Chemical defenses were suspected, so small squares of filter paper were touched to living Pachydesmus crassicutises, then gas chromatography and infra red photospectroscopy were used to examine any chemicals found there. It was discovered that this millipede defends itself with benzaldehyde and hydrogen cyanide. In other words, it sprays its attackers with cyanide, and cyanide is one of the most deadly chemicals known to science.

You can read an abstract of this paper yourself at That's a big page so use your SEARCH tool to find the words "Science, 138:513, 1962," which also happens to be the literature citation.

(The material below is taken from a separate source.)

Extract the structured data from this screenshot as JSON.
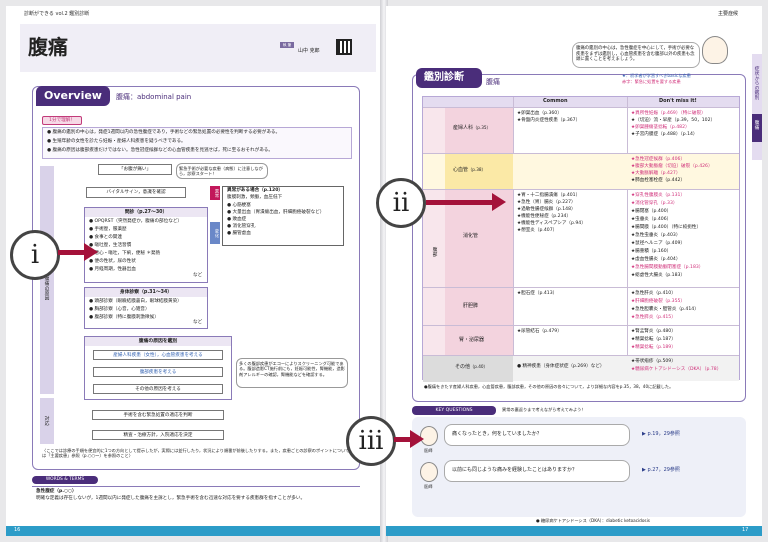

Monday morning next to our coldframe I was surprised by an Eastern Hognose Snake, HETERODON PLATYRHINOS, sunning himself next to a bale of hay. "Surprised" is putting it mildly since this species makes a living from looking mean. Though its coloration is extremely variable and some individuals are completely black, this one was boldly patterned like a Timber Rattler and thick like a Cottonmouth. My heart fluttered a bit before my brain took over and made a proper identification. You can see several pictures of this impressive species at

Making a proper identification was important because hognose snakes are among Nature's most spectacular bluffers. They are perfectly harmless critters but they look and behave as if they could chew your leg off. And the bold patterns and bright coloration of my Monday snake are only part of that bluffing.

The first thing my hognose did to increase my terror was to flatten himself. Basically hognoses are medium-size snakes, but when they spread themselves they look much more powerful than they are. When Monday's hognose saw that I wasn't running away he increased his apparent size even more by taking in an enormous amount of air and thus ballooning his body, and spreading his head into a dangerous-looking triangle, exactly like an Indian cobra. He even hissed!

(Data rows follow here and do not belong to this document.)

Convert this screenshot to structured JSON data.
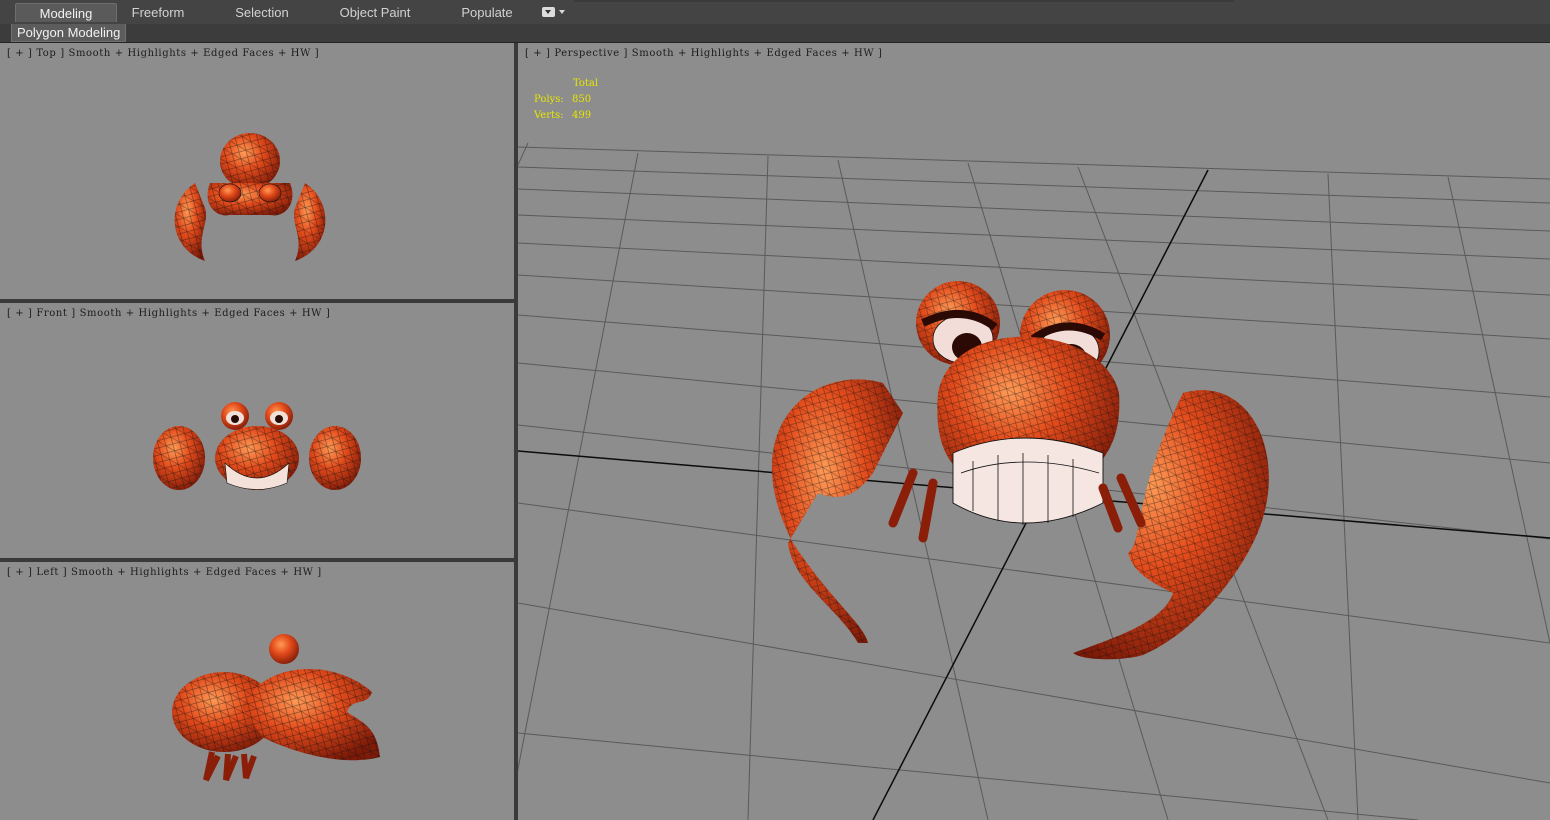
{
  "ribbon": {
    "tabs": [
      {
        "label": "Modeling",
        "active": true
      },
      {
        "label": "Freeform",
        "active": false
      },
      {
        "label": "Selection",
        "active": false
      },
      {
        "label": "Object Paint",
        "active": false
      },
      {
        "label": "Populate",
        "active": false
      }
    ]
  },
  "subbar": {
    "label": "Polygon Modeling"
  },
  "viewports": {
    "top": {
      "label": "[ + ] Top ] Smooth + Highlights + Edged Faces + HW ]"
    },
    "front": {
      "label": "[ + ] Front ] Smooth + Highlights + Edged Faces + HW ]"
    },
    "left": {
      "label": "[ + ] Left ] Smooth + Highlights + Edged Faces + HW ]"
    },
    "perspective": {
      "label": "[ + ] Perspective ] Smooth + Highlights + Edged Faces + HW ]",
      "stats": {
        "header": "Total",
        "polys_label": "Polys:",
        "polys": "850",
        "verts_label": "Verts:",
        "verts": "499"
      }
    }
  },
  "colors": {
    "viewport_bg": "#8d8d8d",
    "crab_shell": "#e04a1c",
    "stats_text": "#e6e600"
  },
  "icons": [
    "viewport-menu-icon",
    "crab-model-icon"
  ]
}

This show did not prevent me from nudging my little friend with a finger, for I knew he would not bite. I have had hognoses strike at me, but they don't open their mouths. It's all pure bluff. I nudged Monday's hognose for a reason, for I wanted to see the last part of his performance.

Sure enough, after the nudge the poor snake flipped onto his back, held his mouth agape, let his tongue hang out, and just laid there, as dead-looking as a snake could possibly look. Of course, when I flipped him onto his stomach he promptly went onto his back again, and with that his repertory of responses was exhausted. You can see a very pitiful-looking "death-feigning" hognose at the bottom of the page at the above-mentioned address.

The body-flattening, air-imbibing, hood-flaring, hissing and final death scene are as inevitable with this species as its habit of eating toads and frogs -- except that tamed individuals stop going through the routines once they realize they do no good. As a kid in Kentucky when I saw my first Eastern Hognose I was sure that I'd discovered a circus escapee, a real death-dealing cobra. However, when I got out my books I learned that hognoses are a fairly common species in nearly all of the eastern US, except in the far north.

It's a wonderful snake but I fear that many have been slaughtered by humans impressed in the wrong way by their bluffing.


If you arise before dawn you will see a bright Moon, and shining brightly right next to it will be Jupiter. As the days pass the distance between the Moon and Jupiter will increase. You might enjoy seeing how long you can keep track of Jupiter.